Email Zoning Dataset

This site contains information and resources related to Andrew Lampert's email text segmentation and classification research.


Zebra
Zebra Image by arnolouise, licensed under Creative Commons

Annotated Email Dataset

Our dataset consists of 11881 annotated lines from almost 400 email messages drawn at random from the Enron email corpus. We use the database dump of the Enron corpus (219Mb) released by Andrew Fiore and Jeff Heer. This version of the corpus has been processed to remove duplicate messages and to normalise sender and recipient names, resulting in just over 250,000 email messages. No attachments are included. Our annotations are made by a single annotator.

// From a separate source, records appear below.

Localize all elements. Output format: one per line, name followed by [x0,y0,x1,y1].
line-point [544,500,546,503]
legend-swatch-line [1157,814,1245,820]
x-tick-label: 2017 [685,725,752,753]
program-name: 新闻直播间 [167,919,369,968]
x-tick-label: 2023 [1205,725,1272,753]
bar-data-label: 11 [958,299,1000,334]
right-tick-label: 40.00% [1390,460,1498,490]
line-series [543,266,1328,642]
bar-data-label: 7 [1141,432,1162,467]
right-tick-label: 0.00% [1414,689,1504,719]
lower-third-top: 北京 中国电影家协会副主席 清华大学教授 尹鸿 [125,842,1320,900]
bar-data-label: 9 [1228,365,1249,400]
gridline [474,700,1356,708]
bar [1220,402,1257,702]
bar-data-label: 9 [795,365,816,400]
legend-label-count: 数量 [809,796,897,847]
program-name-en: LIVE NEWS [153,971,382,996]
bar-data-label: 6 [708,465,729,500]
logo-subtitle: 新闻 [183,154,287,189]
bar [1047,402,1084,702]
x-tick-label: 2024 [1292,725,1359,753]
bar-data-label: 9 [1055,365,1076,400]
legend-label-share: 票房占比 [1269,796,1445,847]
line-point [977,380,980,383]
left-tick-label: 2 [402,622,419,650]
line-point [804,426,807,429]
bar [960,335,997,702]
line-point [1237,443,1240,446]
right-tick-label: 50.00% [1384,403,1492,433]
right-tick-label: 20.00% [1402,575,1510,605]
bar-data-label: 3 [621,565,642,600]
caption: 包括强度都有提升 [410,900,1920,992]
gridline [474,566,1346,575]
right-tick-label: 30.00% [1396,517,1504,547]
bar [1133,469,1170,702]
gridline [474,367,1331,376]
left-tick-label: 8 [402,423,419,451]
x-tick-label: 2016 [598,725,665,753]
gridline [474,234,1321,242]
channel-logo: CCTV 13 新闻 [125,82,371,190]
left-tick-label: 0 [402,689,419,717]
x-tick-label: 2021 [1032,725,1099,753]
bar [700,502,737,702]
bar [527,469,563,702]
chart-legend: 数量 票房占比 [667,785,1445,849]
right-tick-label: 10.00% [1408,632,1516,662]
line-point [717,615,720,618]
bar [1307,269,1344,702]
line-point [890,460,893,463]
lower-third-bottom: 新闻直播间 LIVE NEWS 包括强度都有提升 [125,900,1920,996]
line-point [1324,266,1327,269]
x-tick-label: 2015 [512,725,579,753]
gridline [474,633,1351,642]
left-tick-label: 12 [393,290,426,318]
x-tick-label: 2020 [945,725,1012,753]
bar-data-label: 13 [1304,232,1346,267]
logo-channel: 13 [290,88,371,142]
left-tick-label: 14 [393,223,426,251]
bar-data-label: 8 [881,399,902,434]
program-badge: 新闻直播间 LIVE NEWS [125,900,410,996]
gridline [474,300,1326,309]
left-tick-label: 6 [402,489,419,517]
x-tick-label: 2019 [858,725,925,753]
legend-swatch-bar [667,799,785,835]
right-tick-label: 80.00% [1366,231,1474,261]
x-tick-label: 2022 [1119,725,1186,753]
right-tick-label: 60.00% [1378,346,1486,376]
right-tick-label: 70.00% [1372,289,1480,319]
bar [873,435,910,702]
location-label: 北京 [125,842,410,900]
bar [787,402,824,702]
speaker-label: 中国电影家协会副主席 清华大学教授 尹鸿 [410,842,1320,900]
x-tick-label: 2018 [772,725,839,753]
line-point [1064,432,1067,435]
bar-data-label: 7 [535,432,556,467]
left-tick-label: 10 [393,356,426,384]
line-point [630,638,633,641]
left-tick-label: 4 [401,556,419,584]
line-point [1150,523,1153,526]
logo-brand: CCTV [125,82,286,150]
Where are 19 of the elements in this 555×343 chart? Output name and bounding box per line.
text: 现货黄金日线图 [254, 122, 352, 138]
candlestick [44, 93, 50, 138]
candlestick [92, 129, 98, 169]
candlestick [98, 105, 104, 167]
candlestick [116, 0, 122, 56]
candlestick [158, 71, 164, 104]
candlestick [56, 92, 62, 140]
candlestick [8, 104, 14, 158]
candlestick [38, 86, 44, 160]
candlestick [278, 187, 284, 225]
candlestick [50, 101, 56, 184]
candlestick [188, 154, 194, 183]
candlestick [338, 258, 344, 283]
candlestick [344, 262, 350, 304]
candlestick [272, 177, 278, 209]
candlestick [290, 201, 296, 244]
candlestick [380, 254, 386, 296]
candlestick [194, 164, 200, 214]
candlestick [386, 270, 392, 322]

You can download our dataset by filling out the dataset request form.

Dataset Structure

Our annotated dataset is available as a set of database tables that link back to the message data in the Fiore and Heer dataset. Our annotated dataset includes the following tables:

Zoneannotations

This table contains the zone annotations for the lines of email text. It includes the following fields:
id
A unique id for each annotation record
messageid
The id of the message from which this annotated line is extracted
lineid
The id of the exact line which this annotation refers to
userid
The id of the annotator. In this dataset, all annotations are made by the same annotator (userid=1).
datetime
Timestamp of when the annotation was recorded.
annvalue
The zone annotation, encoded as an integer. The label corresponding to the annotation value can be found in the zonetypes table.
errorid
The error annotation, encoded as an integer. The label corresponding to the error value can be found in the errortypes table.

Zonetypes

This table contains the labels for each of our email zones that are applied to our lines of email text. It includes the following fields:
id
A unique id for each email zone. These ids are the values stored in the annvalue field in the zoneannotations table.
name
The name of each email zone.

Zonelines

This table contains the lines of email text extracted from the body text of our randomly selected email messages. It includes the following fields:
id
A unique id for each line of email text. These ids are the values stored in the lineid field in the zoneannotations table.
messageid
The id of the message from which this line is extracted
linetext
The text contained in this line of email text.
lineorder
The position of this line in the email body. The first line in a message is given the value 1. This value is incremented for each following line in the message.

Errortypes

This table contains the labels for each of our error classes that are applied to our lines of email text during annotation. Errors are intended to capture systematic problems in the underlying email data. It includes the following fields:
id
A unique id for each error class. These ids are the values stored in the errorid field in the zoneannotations table.
name
The name of each error class.

Bodies, Headers, Messages, People, Recipients

These tables contains the body text, recipient and other header information related to the annotated messages. Note that these tables are not included in our annotated dataset, but may be obtained from the Fiore and Heer version of the Enron corpus.

Creative Commons LicenseOur annotated data is licensed under a Creative Commons Attribution-Noncommercial 2.0 Generic License.


If you make use of any of these resources, please cite the following paper:

Andrew Lampert, Robert Dale and Cécile Paris (2009) - Segmenting Email Message Text into Zones, In Proceedings of Empirical Methods in Natural Language Processing (EMNLP 2009), pp. 919-928, Singapore, August 6-7.